Okay. So no production delays to worry about. It's a conscious decision to launch these on a rolling basis then?

Jochen Zeitz

Management

Not from today's perspective. We've seen a good destabilization in our supply chain. It's certainly not yet back to normal, but we feel confident that we are able to deliver the bikes at this point in time.

Gerrick Johnson

Analyst

Okay. Thank you.

Operator

Operator

The next question is from Jaime Katz with Morningstar. Your line is open.

Jaime Katz

Analyst

Hi. Good morning. First, a clarification. You guys noted historical levels of profitability is what you're looking to get back to. I want to make sure that doesn't mean peak level of profitability. So maybe mid-teen operating -- motorcycle operating margins versus high-teen motorcycle operating margins? And then the other question I have is on LiveWire. I understand the issue with units being pushed back in 2023. But does that still keep you on that 2024 trajectory to deliver more than 15,000 units? And if not, does that derail your ability to eventually get to positive EBITDA in 2026, which was the initial outlook? Thanks.

Gina Goetter

Management

Good morning, Jaime. This is Gina. I'll take the first part of that. So in terms of historical levels of profitability, you're headed in the right direction when you say is it more of the mid-teens. We are laser-focused on getting back to what we committed to as part of our Investor Day in May of getting that margin back to that, call it, 15%. So that's where when we say historical, not peak.

Ryan Morrissey

Management

Hey, Jaime. On your question on LiveWire, a couple of thoughts there.

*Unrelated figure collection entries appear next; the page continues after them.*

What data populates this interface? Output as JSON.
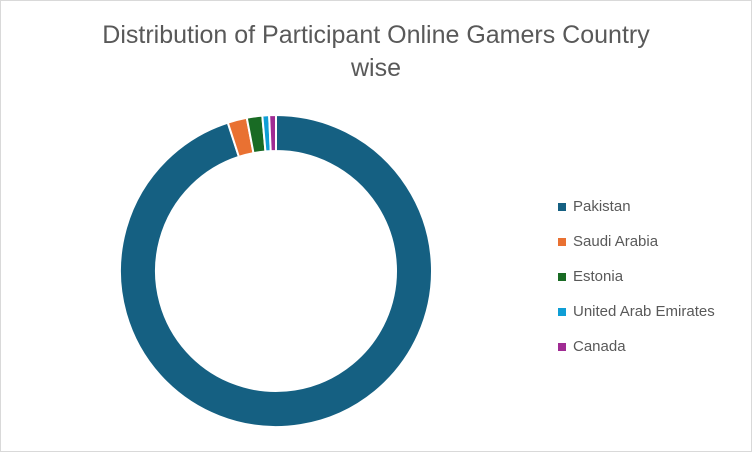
{
  "chart_data": {
    "type": "doughnut",
    "title": "Distribution of Participant Online Gamers Country wise",
    "categories": [
      "Pakistan",
      "Saudi Arabia",
      "Estonia",
      "United Arab Emirates",
      "Canada"
    ],
    "values": [
      95,
      2,
      1.6,
      0.7,
      0.7
    ],
    "colors": [
      "#156082",
      "#e97132",
      "#196b24",
      "#0f9ed5",
      "#a02b93"
    ],
    "legend": "right"
  }
}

Generally, the discussion on Del Mar in the event of 2023, don't have any impact on our vision or our long-term strategy, or our near-term priorities. We're continuing to see the long-term direction of the vehicle markets and continue to have the strongest position to lead into wheel with the help of our strategic partners. So we're focused on 2023 today, but safe to say, we're continuing to focus on innovating in the core EV systems, the product portfolio, and expanding our distribution. And we think if you continue to look at the long-term trajectory and the long-term goals that we've set for the company, they continue to be the right ones.

Operator

Operator

There are no further questions at this time. This will conclude today’s conference call. Thank you all for joining. You may now disconnect.